Eighty-five 85 percent of disciplinary cases handled through the Chicago Police Department’s grievance process since 2010 led to officers receiving shorter suspensions or, in many cases, having their punishments overturned entirely.
A secretive appeals system has been reducing the punishments of Chicago police officers no matter how serious their misconduct, the Chicago Tribune report and ProPublica Illinois report. The practice undercuts the results of lengthy investigations and layers of review long after the public believes the cases were concluded. The news outlets found that 85 percent of disciplinary cases handled through the Chicago Police Department’s grievance process since 2010 led to officers receiving shorter suspensions or, in many cases, having their punishments overturned entirely. A suspension for punching a handcuffed arrestee, all caught on camera? Negotiable. Discipline for making racially insensitive comments during a traffic stop? Tossed out and expunged from the record. Punishments for making false statements, an offense for which the department says it has zero tolerance? Those, too, were wiped away as if they never happened.

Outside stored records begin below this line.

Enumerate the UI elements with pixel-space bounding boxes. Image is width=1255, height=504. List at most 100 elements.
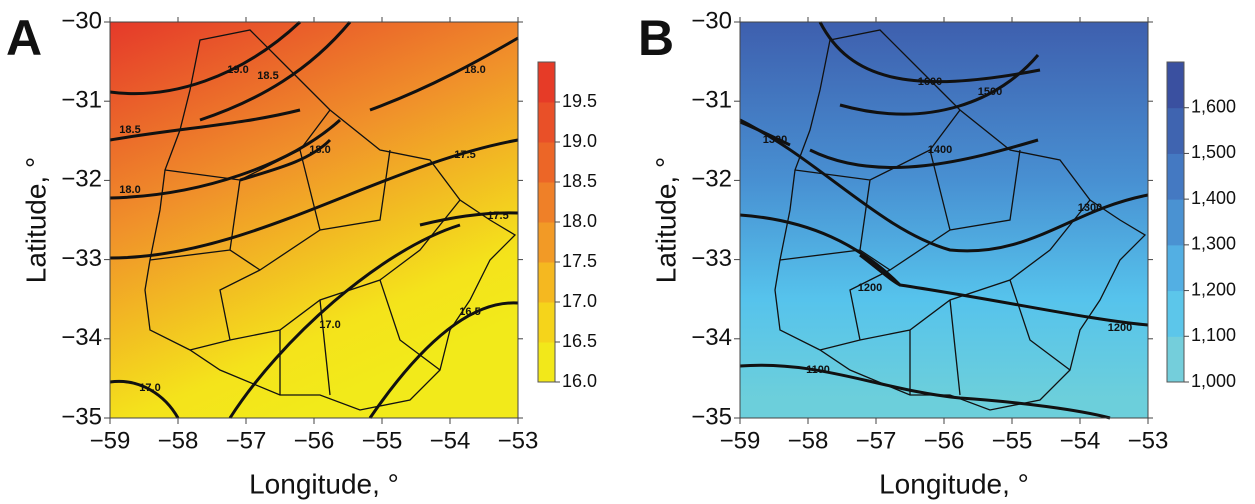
contour-label: 16.5 [459, 306, 480, 318]
colorbar-label: 1,500 [1191, 142, 1236, 162]
colorbar-band [1167, 107, 1184, 154]
colorbar-band [538, 142, 555, 183]
y-tick-label: −31 [691, 87, 732, 114]
colorbar-band [1167, 336, 1184, 383]
x-tick-label: −53 [498, 427, 539, 454]
colorbar-label: 17.5 [562, 251, 597, 271]
map-field [110, 22, 518, 418]
x-axis-label: Longitude, ° [249, 468, 399, 499]
contour-line [839, 54, 1040, 116]
colorbar-band [538, 262, 555, 303]
contour-line [739, 120, 791, 147]
colorbar-band [1167, 290, 1184, 337]
y-tick-label: −31 [61, 87, 102, 114]
panel-letter: A [6, 10, 42, 66]
contour-label: 1400 [928, 144, 952, 156]
colorbar-label: 1,300 [1191, 234, 1236, 254]
colorbar-band [538, 102, 555, 143]
colorbar-frame [1166, 61, 1185, 383]
x-tick-label: −59 [720, 427, 761, 454]
x-tick-label: −57 [856, 427, 897, 454]
x-tick-label: −53 [1128, 427, 1169, 454]
x-tick-label: −58 [788, 427, 829, 454]
contour-line [228, 223, 461, 419]
colorbar-label: 16.0 [562, 371, 597, 391]
colorbar-band [538, 62, 555, 103]
x-axis-label: Longitude, ° [879, 468, 1029, 499]
colorbar-label: 18.0 [562, 211, 597, 231]
y-tick-label: −34 [691, 324, 732, 351]
colorbar-band [538, 302, 555, 343]
contour-line [818, 21, 1041, 84]
y-tick-label: −35 [61, 403, 102, 430]
colorbar-band [1167, 199, 1184, 246]
contour-line [368, 301, 519, 419]
colorbar-band [538, 342, 555, 383]
y-tick-label: −35 [691, 403, 732, 430]
y-tick-label: −33 [61, 245, 102, 272]
contour-label: 1500 [978, 86, 1002, 98]
map-panel: 19.0 18.5 18.0 18.5 18.0 18.0 17.5 17.5 17.0 16.5… [20, 7, 597, 499]
x-tick-label: −56 [924, 427, 965, 454]
contour-label: 17.0 [139, 382, 160, 394]
y-tick-label: −34 [61, 324, 102, 351]
map-panel: 1600 1500 1400 1300 1300 1200 1200 1100 −59 −58 −5… [650, 7, 1236, 499]
colorbar-label: 17.0 [562, 291, 597, 311]
contour-label: 1300 [763, 134, 787, 146]
contour-line [859, 253, 901, 287]
contour-label: 1200 [858, 282, 882, 294]
colorbar-band [1167, 153, 1184, 200]
y-axis-label: Latitude, ° [650, 157, 681, 283]
x-tick-label: −59 [90, 427, 131, 454]
x-tick-label: −58 [158, 427, 199, 454]
contour-label: 18.5 [257, 70, 278, 82]
contour-line [239, 138, 332, 182]
map-field [740, 22, 1148, 418]
contour-line [739, 363, 1111, 420]
contour-label: 18.0 [119, 184, 140, 196]
contour-line [109, 118, 342, 200]
x-tick-label: −56 [294, 427, 335, 454]
contour-label: 17.5 [487, 210, 508, 222]
contour-line [809, 138, 1039, 169]
contour-line [739, 213, 1149, 327]
colorbar-label: 1,600 [1191, 96, 1236, 116]
y-tick-label: −32 [61, 166, 102, 193]
colorbar-label: 1,400 [1191, 188, 1236, 208]
contour-label: 18.0 [309, 144, 330, 156]
panel-letter: B [638, 10, 674, 66]
colorbar-band [1167, 244, 1184, 292]
x-tick-label: −55 [362, 427, 403, 454]
contour-line [109, 20, 302, 96]
contour-label: 1100 [806, 364, 830, 376]
y-tick-label: −30 [61, 7, 102, 34]
colorbar-band [538, 182, 555, 223]
contour-label: 1200 [1108, 322, 1132, 334]
x-tick-label: −57 [226, 427, 267, 454]
contour-label: 19.0 [227, 64, 248, 76]
contour-label: 18.5 [119, 124, 140, 136]
contour-line [419, 211, 519, 227]
x-tick-label: −54 [1060, 427, 1101, 454]
colorbar-label: 18.5 [562, 171, 597, 191]
colorbar-label: 1,200 [1191, 279, 1236, 299]
y-tick-label: −33 [691, 245, 732, 272]
y-tick-label: −32 [691, 166, 732, 193]
contour-label: 17.0 [319, 319, 340, 331]
x-tick-label: −55 [992, 427, 1033, 454]
colorbar-label: 19.5 [562, 91, 597, 111]
contour-line [739, 118, 1149, 253]
colorbar-label: 1,100 [1191, 325, 1236, 345]
y-axis-label: Latitude, ° [20, 157, 51, 283]
contour-label: 17.5 [454, 149, 475, 161]
contour-label: 1300 [1078, 202, 1102, 214]
contour-label: 18.0 [464, 64, 485, 76]
colorbar-label: 19.0 [562, 131, 597, 151]
colorbar-band [538, 222, 555, 263]
colorbar-band [1167, 62, 1184, 109]
x-tick-label: −54 [430, 427, 471, 454]
colorbar-label: 1,000 [1191, 371, 1236, 391]
contour-line [109, 379, 180, 419]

The result has been the weakening of a police accountability system that rarely finds fault with officers’ actions in the first place. The department’s labor office operates behind closed doors according to requirements in the police union contract. Victims and complainants are not told when an officer filed a grievance nor are they notified of its outcome. The decisions that overturn discipline can have little to do with the facts behind the misconduct. The police department has no system to track cases, so reporters used data and records from the department and its oversight agency to follow more than 300 disciplinary cases, analyzing changes between the original discipline orders and the outcomes. Of 314 appeals the police union pursued on behalf of officers between February 2010 and February 2017, 266 led to favorable outcomes for officers. Police had their punishments reduced or — in 58 of those cases — had them overturned entirely.